Stocks to Rally Despite Rising Recession Risks, Says Piper Sandler

Stocks to Rally Despite Rising Recession Risks, Says Piper Sandler

Stocks are likely to continue rallying on rising recession risks, Piper Sandler says

Rising risks of recession are unlikely to put a damper on the current market rally, according to Piper Sandler.

In fact, the opposite might be true.

“We believe stocks will rally on rising recession risks (i.e., softer macro data) — certainly an unusual take!” the investment firm wrote. “We remain constructive with the view that lower rates from softer macro data will set up stocks for another leg higher in the coming quarters.”

Going forward, Piper Sandler views higher rates as the greatest threat to the market rally and the most likely catalyst for a correction.

Bitcoin’s current market cap is greater than GDP of 159 of the world’s economies, and other surprising statistics from HSBC

In a Tuesday note, HSBC Global Research released a list of 13 surprising market statistics.

Here are a few:

  • “The current market cap of Bitcoin is higher than the GDP of 159 of the world’s economies in 2023.”
  • “40% of retail sales in Korea take place online vs less than 25% in the US and western Europe.”
  • “Annual cement consumption in China is down 15% since 2020, but it is still more than the US has consumed in the last 20 years.”
  • “India, Korea, and Taiwan all have twice the number of large, liquid companies open to foreign investors than there are in mainland China.”

Stock futures are slightly higher

Stock futures traded up modestly shortly following 6 p.m. ET.

Dow futures added 0.2%. S&P 500 and Nasdaq 100 futures each ticked up by 0.1%.

Stock markets continue to be resilient despite the rising risks of a global recession, as per Piper Sandler’s analysis. Contrary to conventional wisdom, Piper Sandler believes that stocks will rally on the back of these escalating recession risks, leveraging the impact of softer macro data. The investment firm maintains a constructive view, anticipating that lower rates driven by weakened macroeconomic indicators will pave the way for another leg higher in the stock market during the quarters to come. However, Piper Sandler identifies higher rates as the primary threat to the ongoing market rally, which might potentially trigger a market correction in the near future.

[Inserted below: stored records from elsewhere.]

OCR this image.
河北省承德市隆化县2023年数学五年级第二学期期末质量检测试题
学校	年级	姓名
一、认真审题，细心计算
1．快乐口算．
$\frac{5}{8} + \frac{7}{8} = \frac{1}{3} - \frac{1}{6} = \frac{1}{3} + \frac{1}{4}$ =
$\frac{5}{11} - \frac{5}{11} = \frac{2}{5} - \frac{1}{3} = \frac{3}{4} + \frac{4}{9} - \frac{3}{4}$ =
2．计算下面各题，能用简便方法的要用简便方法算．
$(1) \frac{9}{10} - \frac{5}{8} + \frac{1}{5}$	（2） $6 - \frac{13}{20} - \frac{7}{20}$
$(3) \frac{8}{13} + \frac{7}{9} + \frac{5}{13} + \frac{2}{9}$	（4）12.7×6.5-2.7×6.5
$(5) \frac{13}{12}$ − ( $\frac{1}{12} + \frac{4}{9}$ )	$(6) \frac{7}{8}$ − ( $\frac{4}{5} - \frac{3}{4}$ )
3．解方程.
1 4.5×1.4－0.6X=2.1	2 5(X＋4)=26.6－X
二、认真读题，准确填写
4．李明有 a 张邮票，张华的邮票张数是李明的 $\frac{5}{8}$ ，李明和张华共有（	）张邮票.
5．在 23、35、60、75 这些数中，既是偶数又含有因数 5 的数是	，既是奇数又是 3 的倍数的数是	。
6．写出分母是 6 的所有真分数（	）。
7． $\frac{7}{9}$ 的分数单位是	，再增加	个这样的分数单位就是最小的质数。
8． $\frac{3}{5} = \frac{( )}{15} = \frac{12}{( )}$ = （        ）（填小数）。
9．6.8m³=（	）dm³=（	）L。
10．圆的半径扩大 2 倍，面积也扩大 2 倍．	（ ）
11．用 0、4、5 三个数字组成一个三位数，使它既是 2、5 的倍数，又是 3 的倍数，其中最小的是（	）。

In a recent market analysis, HSBC Global Research presented 13 compelling market statistics that shed light on various global trends. One of the most striking statistics highlighted is the fact that Bitcoin’s market capitalization has surpassed the GDP of 159 different economies around the world. This astonishing feat demonstrates the growing significance and influence of cryptocurrencies in the global financial landscape. Furthermore, the report compares online retail sales in Korea, where 40% of transactions occur online, with the US and Western Europe, where the share remains below 25%. This emphasizes the rapid digital transformation of South Korea’s retail sector. Another noteworthy statistic relates to annual cement consumption in China, which has declined by 15% since 2020, but still exceeds the cumulative consumption of cement in the United States over the past two decades. Lastly, the report highlights that India, Korea, and Taiwan collectively host more large, liquid companies open to foreign investors compared to mainland China, indicating favorable investment opportunities in these regions.

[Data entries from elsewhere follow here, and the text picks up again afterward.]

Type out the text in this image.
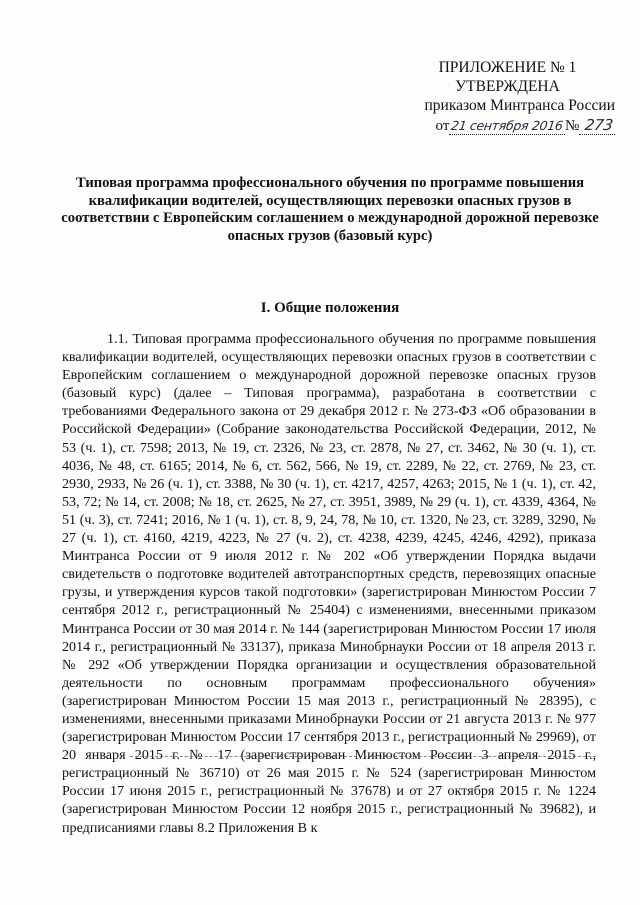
ПРИЛОЖЕНИЕ № 1
УТВЕРЖДЕНА
приказом Минтранса России
от21 сентября 2016№ 273
Типовая программа профессионального обучения по программе повышения квалификации водителей, осуществляющих перевозки опасных грузов в соответствии с Европейским соглашением о международной дорожной перевозке опасных грузов (базовый курс)
I. Общие положения
1.1. Типовая программа профессионального обучения по программе повышения квалификации водителей, осуществляющих перевозки опасных грузов в соответствии с Европейским соглашением о международной дорожной перевозке опасных грузов (базовый курс) (далее – Типовая программа), разработана в соответствии с требованиями Федерального закона от 29 декабря 2012 г. № 273-ФЗ «Об образовании в Российской Федерации» (Собрание законодательства Российской Федерации, 2012, № 53 (ч. 1), ст. 7598; 2013, № 19, ст. 2326, № 23, ст. 2878, № 27, ст. 3462, № 30 (ч. 1), ст. 4036, № 48, ст. 6165; 2014, № 6, ст. 562, 566, № 19, ст. 2289, № 22, ст. 2769, № 23, ст. 2930, 2933, № 26 (ч. 1), ст. 3388, № 30 (ч. 1), ст. 4217, 4257, 4263; 2015, № 1 (ч. 1), ст. 42, 53, 72; № 14, ст. 2008; № 18, ст. 2625, № 27, ст. 3951, 3989, № 29 (ч. 1), ст. 4339, 4364, № 51 (ч. 3), ст. 7241; 2016, № 1 (ч. 1), ст. 8, 9, 24, 78, № 10, ст. 1320, № 23, ст. 3289, 3290, № 27 (ч. 1), ст. 4160, 4219, 4223, № 27 (ч. 2), ст. 4238, 4239, 4245, 4246, 4292), приказа Минтранса России от 9 июля 2012 г. № 202 «Об утверждении Порядка выдачи свидетельств о подготовке водителей автотранспортных средств, перевозящих опасные грузы, и утверждения курсов такой подготовки» (зарегистрирован Минюстом России 7 сентября 2012 г., регистрационный № 25404) с изменениями, внесенными приказом Минтранса России от 30 мая 2014 г. № 144 (зарегистрирован Минюстом России 17 июля 2014 г., регистрационный № 33137), приказа Минобрнауки России от 18 апреля 2013 г. № 292 «Об утверждении Порядка организации и осуществления образовательной деятельности по основным программам профессионального обучения» (зарегистрирован Минюстом России 15 мая 2013 г., регистрационный № 28395), с изменениями, внесенными приказами Минобрнауки России от 21 августа 2013 г. № 977 (зарегистрирован Минюстом России 17 сентября 2013 г., регистрационный № 29969), от 20 января 2015 г. № 17 (зарегистрирован Минюстом России 3 апреля 2015 г., регистрационный № 36710) от 26 мая 2015 г. № 524 (зарегистрирован Минюстом России 17 июня 2015 г., регистрационный № 37678) и от 27 октября 2015 г. № 1224 (зарегистрирован Минюстом России 12 ноября 2015 г., регистрационный № 39682), и предписаниями главы 8.2 Приложения В к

Meanwhile, stock futures indicate a slightly positive start, with Dow futures edging up by 0.2%, while S&P 500 and Nasdaq 100 futures show a marginal increase of 0.1%. This suggests a potential continuation of the positive momentum in the stock market.

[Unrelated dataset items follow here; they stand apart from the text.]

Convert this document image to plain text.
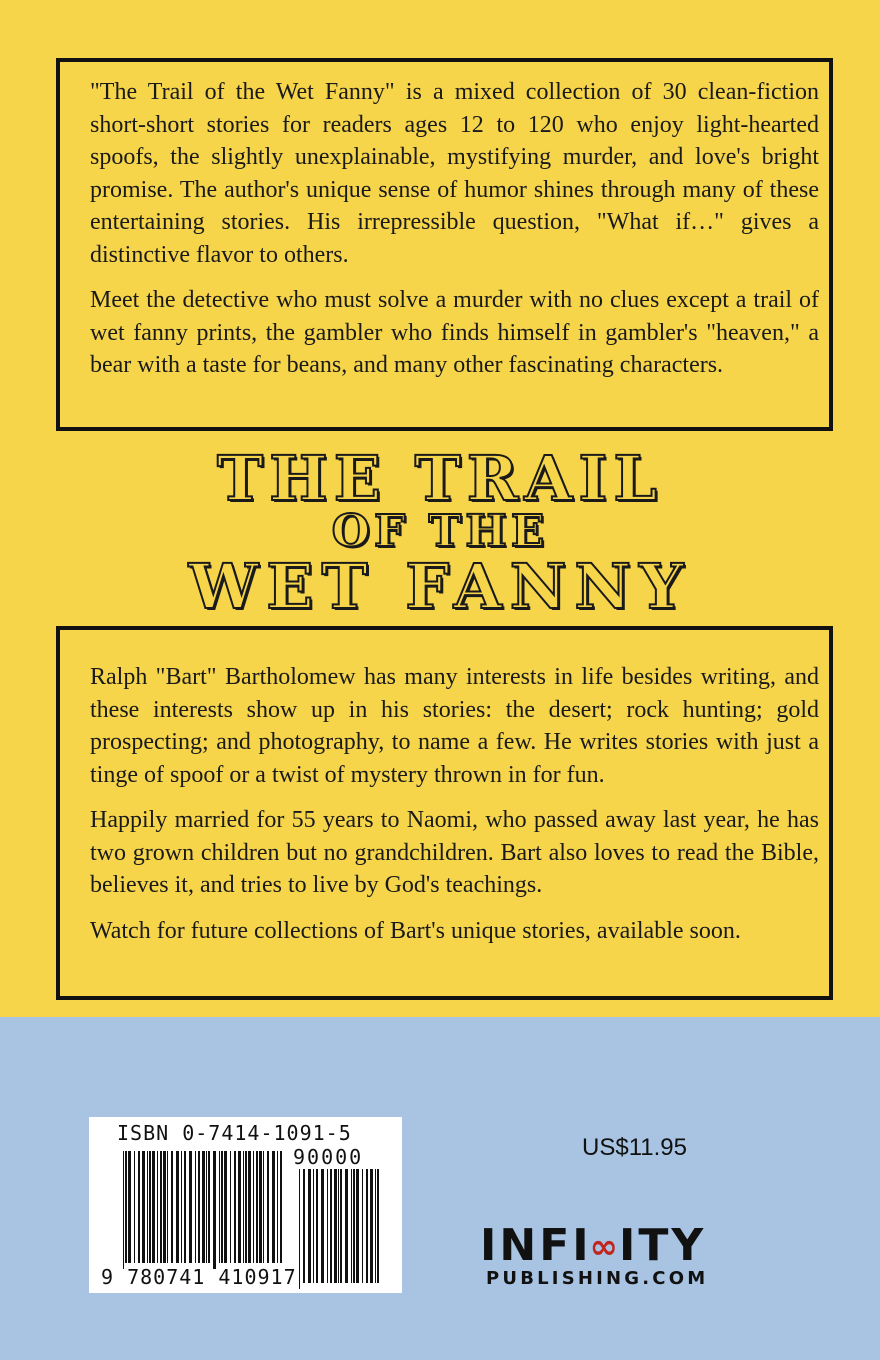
"The Trail of the Wet Fanny" is a mixed collection of 30 clean-fiction short-short stories for readers ages 12 to 120 who enjoy light-hearted spoofs, the slightly unexplainable, mystifying murder, and love's bright promise. The author's unique sense of humor shines through many of these entertaining stories. His irrepressible question, "What if…" gives a distinctive flavor to others.

Meet the detective who must solve a murder with no clues except a trail of wet fanny prints, the gambler who finds himself in gambler's "heaven," a bear with a taste for beans, and many other fascinating characters.

THE TRAIL
OF THE
WET FANNY

Ralph "Bart" Bartholomew has many interests in life besides writing, and these interests show up in his stories: the desert; rock hunting; gold prospecting; and photography, to name a few. He writes stories with just a tinge of spoof or a twist of mystery thrown in for fun.

Happily married for 55 years to Naomi, who passed away last year, he has two grown children but no grandchildren. Bart also loves to read the Bible, believes it, and tries to live by God's teachings.

Watch for future collections of Bart's unique stories, available soon.

ISBN 0-7414-1091-5
90000
9 780741 410917
US$11.95
INFI∞ITY
PUBLISHING.COM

Looking ahead, the analysis from Piper Sandler and HSBC Global Research provides valuable insights into future trends and potential opportunities. As recession risks persist, investors should closely monitor the impact of macroeconomic data on stock prices. Additionally, the dominance of Bitcoin and the rapid growth of online retail in Korea highlight the increasing importance of digital currencies and technology-driven commerce. Investors may consider diversifying their portfolios to include exposure to these evolving sectors.